Это решение вызвало за границей не меньший резонанс, чем пересмотр дела Круппа. Министр иностранных дел Англии Иден в палате общин вынужден был отвечать на множество неприятных вопросов и запросов. Он возложил вину на лейбористское правительство, которому, по его словам, принадлежала идея компенсации. Иден заявил, что законы союзников предусматривают не конфискацию имущества, а штрафные санкции. Министр также заверил, что правительство ставит целью не допустить того, чтобы Крупп тем или иным способом снова вложил деньги за проданное имущество в угольную и стальную индустрию. Крупп не отвечал на это прямо, но велел своему представителю Хардаху сделать заявление, что такое решение союзников «нарушает немецкую конституцию, элементарные права человека и свободу торговли». В Англии это заявление снова вызвало шум. В «Дейли миррор» появилась полемическая статья Дж. Камерона «Шавки войны воют о справедливости». В палате общин Дэвис заявил, что компенсация, да еще в таких размерах, семье, которая всячески содействовала Гитлеру, «вызывает оторопь». «Если Крупп был обвинен в применении рабского труда и в грабежах, то разве не лучше было бы вернуть часть этих сумм пострадавшим?» – восклицал Дэвис.
Пустой вопрос. У некоторых из потерпевших тоже были юристы, но, к сожалению для них, они не годились для целей «холодной войны». Зато для этих целей можно было использовать индустрию Круппов и германское общественное мнение, и дело кончилось тем, что после четырехмесячных проволочек договор о фирме Круппов обрел окончательную форму. Круппу воспрещалось производить сталь и сплавы, «за исключением небольших количеств для нужд предприятий, находящихся в собственности Альфрида Круппа»; однако, согласно листу дефиниций, производство его лучшей стали марки «видиа» – «как алмаз» – не считалось частью стальной индустрии. Угольные шахты Круппа в Бохуме передавались акционерным обществам, которые могли, на известных условиях, продать их иностранным собственникам.

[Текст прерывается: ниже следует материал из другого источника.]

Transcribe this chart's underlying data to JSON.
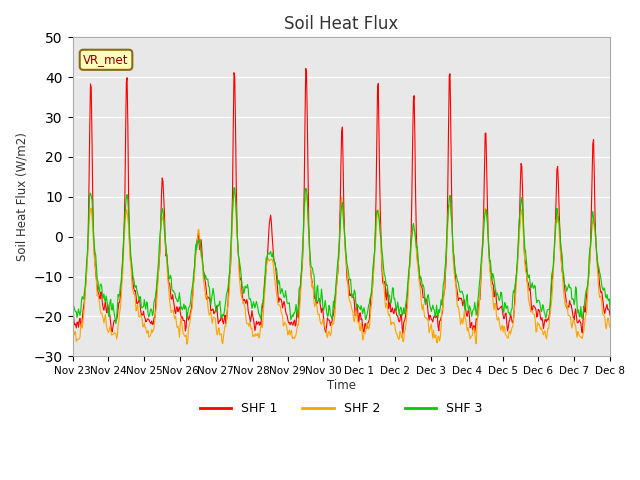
{
  "title": "Soil Heat Flux",
  "ylabel": "Soil Heat Flux (W/m2)",
  "xlabel": "Time",
  "ylim": [
    -30,
    50
  ],
  "bg_color": "#e8e8e8",
  "legend_label": "VR_met",
  "series_labels": [
    "SHF 1",
    "SHF 2",
    "SHF 3"
  ],
  "series_colors": [
    "#ff0000",
    "#ffa500",
    "#00cc00"
  ],
  "xtick_labels": [
    "Nov 23",
    "Nov 24",
    "Nov 25",
    "Nov 26",
    "Nov 27",
    "Nov 28",
    "Nov 29",
    "Nov 30",
    "Dec 1",
    "Dec 2",
    "Dec 3",
    "Dec 4",
    "Dec 5",
    "Dec 6",
    "Dec 7",
    "Dec 8"
  ],
  "n_days": 15,
  "points_per_day": 48,
  "shf1_peaks": [
    41,
    43,
    16,
    -1,
    44,
    5,
    45,
    30,
    41,
    39,
    45,
    29,
    20,
    20,
    25
  ],
  "shf2_peaks": [
    8,
    7,
    6,
    -1,
    12,
    -5,
    12,
    8,
    7,
    3,
    9,
    8,
    7,
    5,
    4
  ],
  "shf3_peaks": [
    12,
    10,
    7,
    -1,
    12,
    -5,
    13,
    8,
    7,
    3,
    10,
    8,
    9,
    7,
    6
  ],
  "night_base": -20,
  "night_base2": -23,
  "night_base3": -17
}
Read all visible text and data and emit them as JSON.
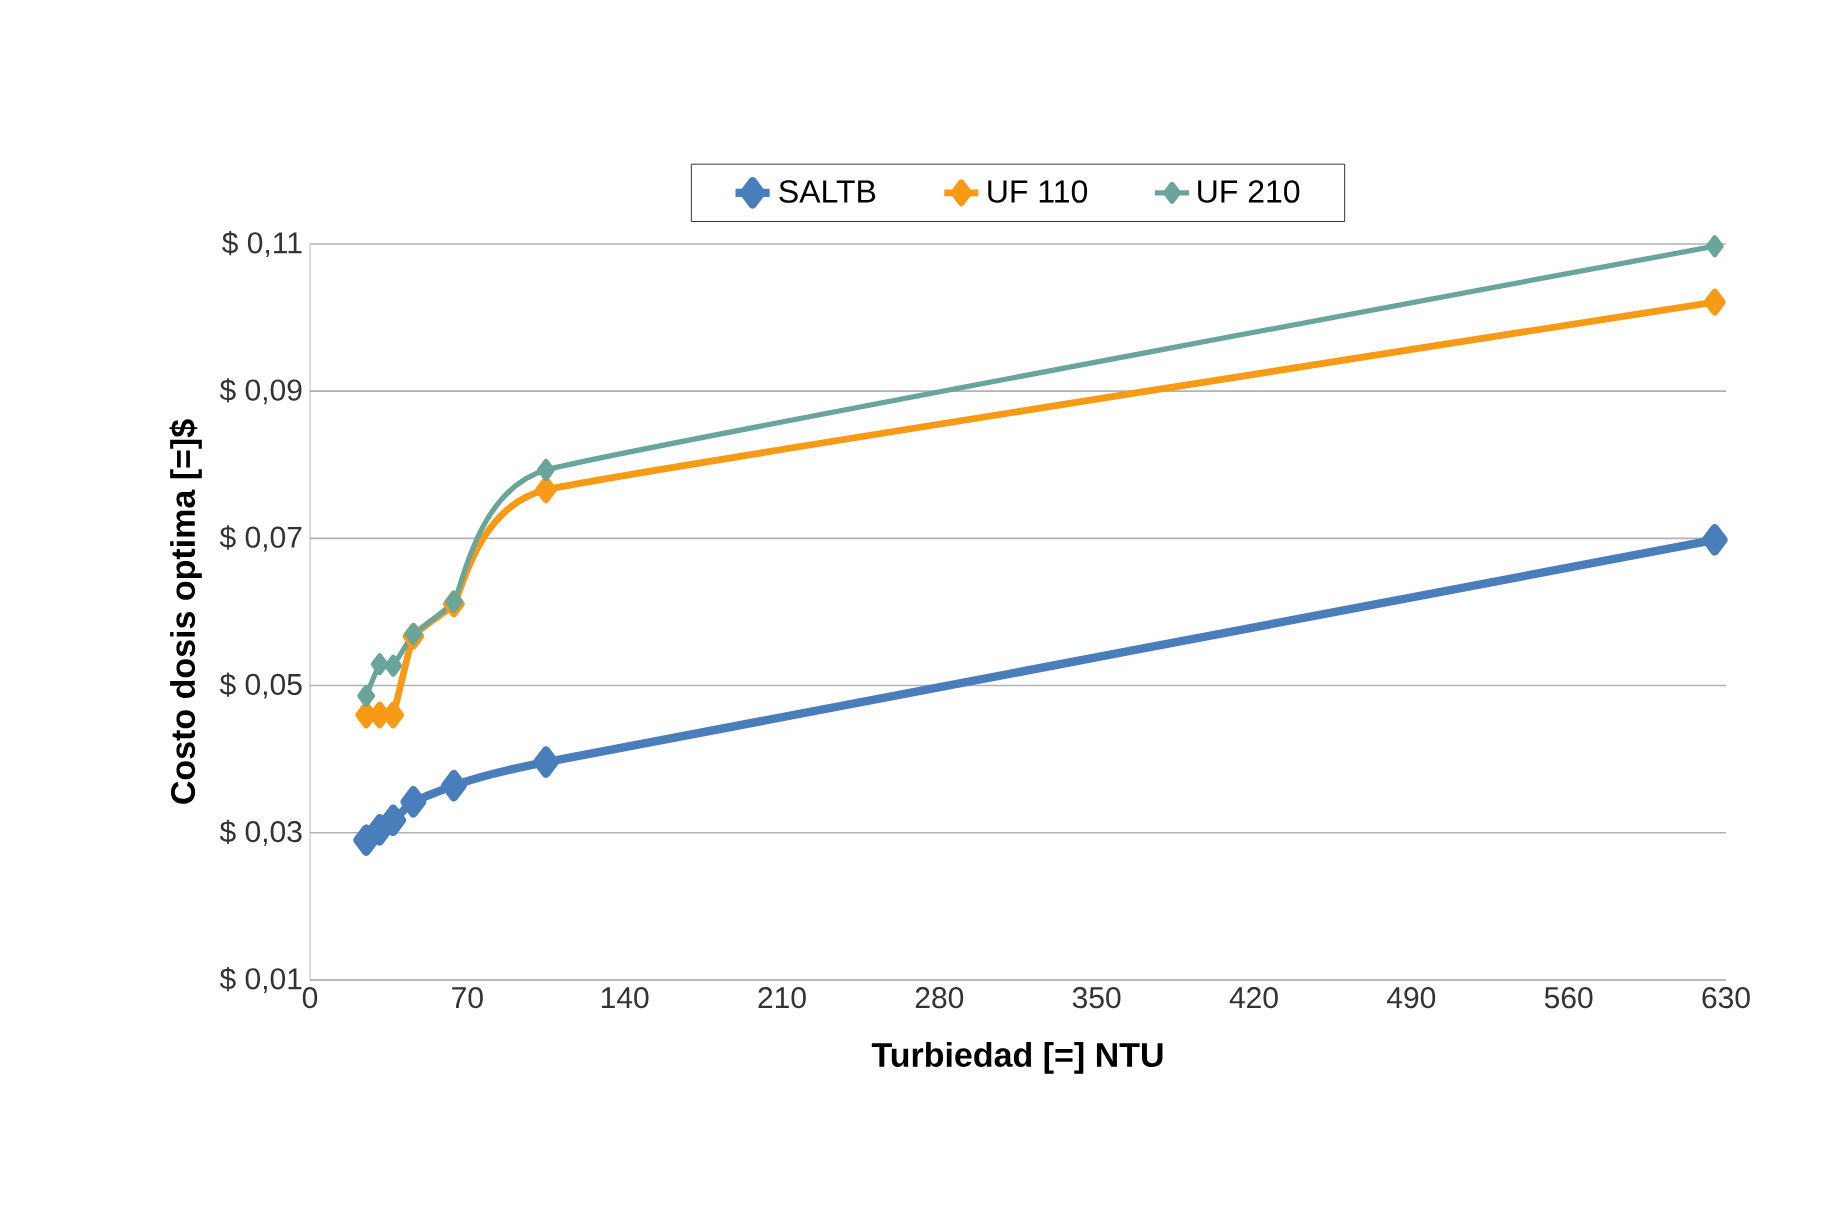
{
  "chart_data": {
    "type": "line",
    "xlabel": "Turbiedad [=] NTU",
    "ylabel": "Costo dosis optima [=]$",
    "x": [
      25,
      31,
      37,
      46,
      64,
      105,
      625
    ],
    "series": [
      {
        "name": "SALTB",
        "color": "#4a7ebb",
        "values": [
          0.029,
          0.0304,
          0.0317,
          0.0342,
          0.0364,
          0.0396,
          0.0698
        ]
      },
      {
        "name": "UF 110",
        "color": "#f79b16",
        "values": [
          0.046,
          0.046,
          0.046,
          0.0567,
          0.0611,
          0.0766,
          0.1021
        ]
      },
      {
        "name": "UF 210",
        "color": "#6aa59c",
        "values": [
          0.0486,
          0.0529,
          0.0527,
          0.057,
          0.0614,
          0.0793,
          0.1097
        ]
      }
    ],
    "xlim": [
      0,
      630
    ],
    "xticks": [
      0,
      70,
      140,
      210,
      280,
      350,
      420,
      490,
      560,
      630
    ],
    "ylim": [
      0.01,
      0.11
    ],
    "yticks": [
      {
        "value": 0.01,
        "label": "$ 0,01"
      },
      {
        "value": 0.03,
        "label": "$ 0,03"
      },
      {
        "value": 0.05,
        "label": "$ 0,05"
      },
      {
        "value": 0.07,
        "label": "$ 0,07"
      },
      {
        "value": 0.09,
        "label": "$ 0,09"
      },
      {
        "value": 0.11,
        "label": "$ 0,11"
      }
    ],
    "grid": "y",
    "legend": "top",
    "marker": "diamond",
    "line_style": "solid"
  }
}
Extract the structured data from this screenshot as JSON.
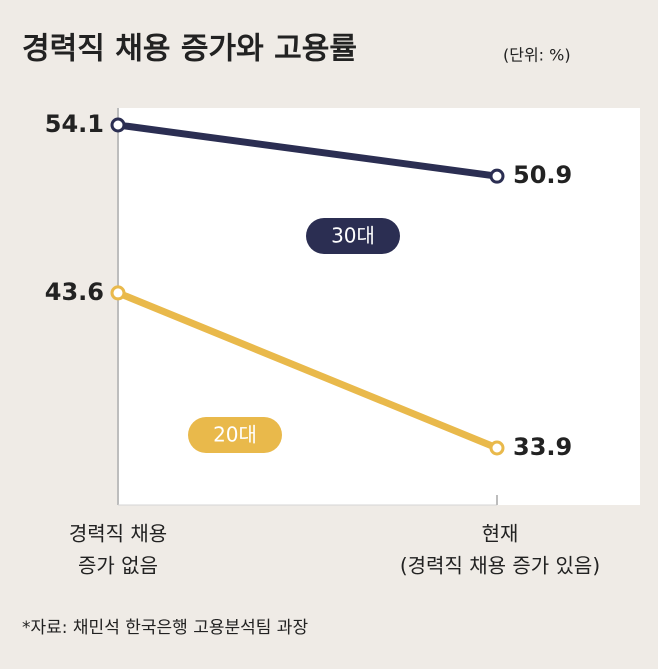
{
  "chart_data": {
    "type": "line",
    "title": "경력직 채용 증가와 고용률",
    "subtitle": "(단위: %)",
    "categories": [
      [
        "경력직 채용",
        "증가 없음"
      ],
      [
        "현재",
        "(경력직 채용 증가 있음)"
      ]
    ],
    "series": [
      {
        "name": "30대",
        "color": "#2b2e52",
        "values": [
          54.1,
          50.9
        ]
      },
      {
        "name": "20대",
        "color": "#e9b94b",
        "values": [
          43.6,
          33.9
        ]
      }
    ],
    "source": "*자료: 채민석 한국은행 고용분석팀 과장"
  }
}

Основная часть стальных заводов, шахт и рудников передавалась под управление АО «Хюттен унд Бергверке Рейнхаузен». Капитал этой компании составлял в то время свыше 20 миллионов долларов, а ее владельцами являлись немцы: экс-канцлер Ганс Лютер, Герберт Любовски, а также Карл Гец, банкир без нацистского прошлого. Они имели право продажи акций «независимым лицам» в течение пяти лет; покупателями не могли быть Крупп, члены его семьи и «лица, действующие от их имени». Сотрудники фирмы Круппа имели право работать на этих так называемых «отчужденных предприятиях» и могли приобрести не более 10 процентов акций этой компании.
Альфрид и после этого оставался мультимиллионером. Он имел право получать 25 процентов с бывших угольных шахт, в то время 2 324 000 долларов. И после «децентрализации» фирмы его состояние оценивалось в 140 миллионов долларов. Конечно, это был уже не тот сказочно богатый магнат, каким он был во времена Третьего рейха. Казалось, после подписания соглашения 4 марта для него не было способа вернуть былую экономическую мощь династии.
Но вопрос не такой простой. От собственных журналистов немецкая публика узнала то, что ускользнуло от внимания зарубежных корреспондентов: «Подписанное соглашение не содержит никаких обязательств воздерживаться от производства оружия в будущем». Это странное упущение породило много догадок об истинных мотивах партнеров Круппа по переговорам. Другой лазейкой было, по сути, вышеприведенное добавление о производстве «видиа», то есть если прочесть это буквально и в целом, то получалось, что Крупп, даже не имея сырья, может производить столько стали, сколько ему нужно; просто он должен покупать болванки у других фабрикантов и поручать умным юристам составление контрактов. Конечно, это была бы увертка. Но ведь любой человек, если его самого обзывают «военной шавкой», а с его сотрудниками «обращаются как с неграми», едва ли упустит случай надуть своего обидчика. А Альфрид всегда был мастером уверток и маневров. Он понимал, что союзники сейчас не принесут ему большого вреда, и был уверен в одобрении со стороны немцев, а потому мог трактовать Мелемский договор так, как считал нужным. Не существовало юридических норм, прямо предписывающих продажу конкретных предприятий с аукциона, а иностранцам они могли быть проданы только по «приемлемой для обеих сторон цене».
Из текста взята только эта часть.